The narrative that people in Africa do not have access to online transaction facilities, has been the backbone supporting the reason why some rappers release music for free, at least when one is starting out and trying to build a fanbase.

What happens when the music you first release is so good, you have made an instant fan? It’s logical that if this new fan wants to take things further, she’ll seek out more of your music and may be willing to part with her cash as a way of saying, ‘thank you and I believe in you.’

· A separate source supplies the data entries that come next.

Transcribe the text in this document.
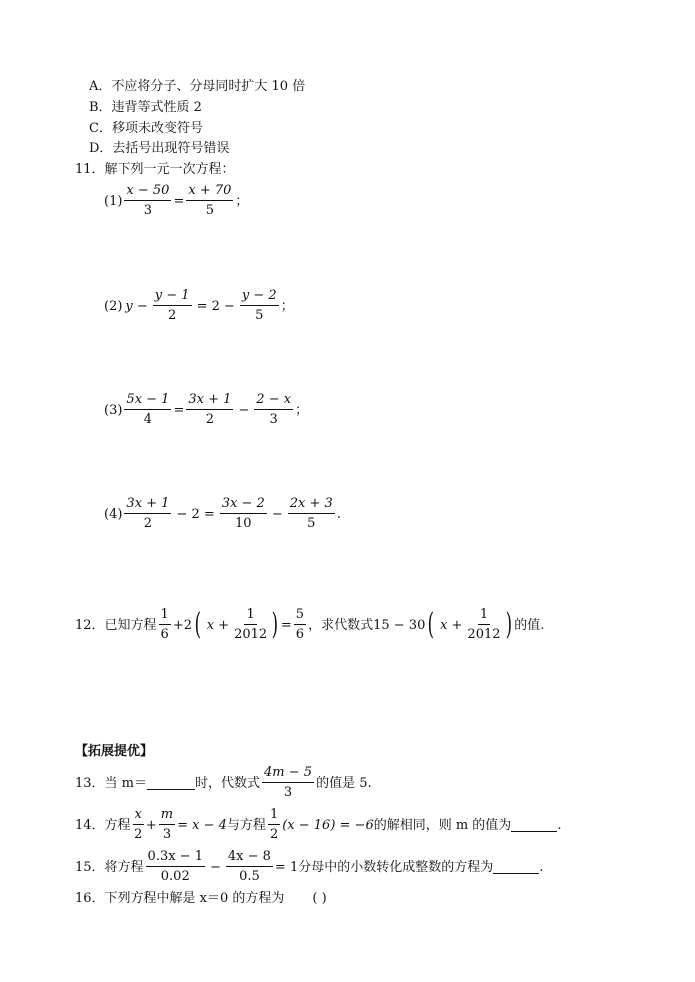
A．不应将分子、分母同时扩大 10 倍
B．违背等式性质 2
C．移项未改变符号
D．去括号出现符号错误
11．解下列一元一次方程：
$(1) \frac{x - 50}{3} = \frac{x + 70}{5}$ ；
(2) $y - \frac{y - 1}{2} = 2 - \frac{y - 2}{5}$ ；
$(3) \frac{5x - 1}{4} = \frac{3x + 1}{2} - \frac{2 - x}{3}$ ；
$(4) \frac{3x + 1}{2} - 2 = \frac{3x - 2}{10} - \frac{2x + 3}{5}$ .
12．已知方程 $\frac{1}{6} +2$ ( $x + \frac{1}{2012}$ ) = $\frac{5}{6}$ ，求代数式 15 − 30 ( $x + \frac{1}{2012}$ ) 的值.
【拓展提优】
13．当 m＝	时，代数式 $\frac{4m - 5}{3}$ 的值是 5.
14．方程 $\frac{x}{2} + \frac{m}{3} = x - 4$ 与方程 $\frac{1}{2} (x - 16) = -6$ 的解相同，则 m 的值为	.
15．将方程 $\frac{0.3x - 1}{0.02} - \frac{4x - 8}{0.5} = 1$分母中的小数转化成整数的方程为	.
16．下列方程中解是 x＝0 的方程为 ( )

In a world in which we’re fast progressing towards, or arguably already living in, this process needs to be as frictionless as possible because, we all have stuff to do. You either really have to have nothing to do, or be a full time curator to go chasing through pages and pages on the internet to find more of a new rapper’s music. Alternatively one could weed through a list of songs on a poorly designed free platform to try figure out which music belongs to which body of work, all in order to listen to it in the way it was supposed to be experienced. Trust, the average consumer does not have the patience for all these steps.

There are services that are maturing in making this next step even less painful for the consumer.

Streaming services are providing a platform which your new, willing and able to pay fan is already acquainted with navigating around, allowing her to easily find more of your music.

You the rapper, get’s a central platform that is presenting your work the way you intended it to be experienced. Your new fan can play your music to her heart’s content, and so further strengthening your new relationship. You the rapper, receives royalties for the number of times your music is streamed.

One could argue that as a new artist you may only succeed in generating enough airplay to only earn cents. Well, if you simultaneously release your music to streaming services for those that want to pay, and ‘leak’ to your usual channels for reaching your ‘fans’ who want it for free, then what are you losing?

A handful of cents will always be worth more than a handful of nothing. If you need to ask why, think about it this way. There is a proposal underway to increase payments to USD 0.09 per 100 plays. So hypothetically, if your new fans collective play all your songs 100 000 times, that 9 cents becomes USD90. That's USD90 better than the 100 000 free downloads that generated a handful of nothing. In the bigger scheme of things, you'll be prepared for the unpredictable runaway viral hit that'll generate USD900 for every 1 million streams. Wait. What?

These numbers do not include actual individual song sales that may happen. And the opportunity to license your music to a third party who discovers it on the playlists some these platforms create.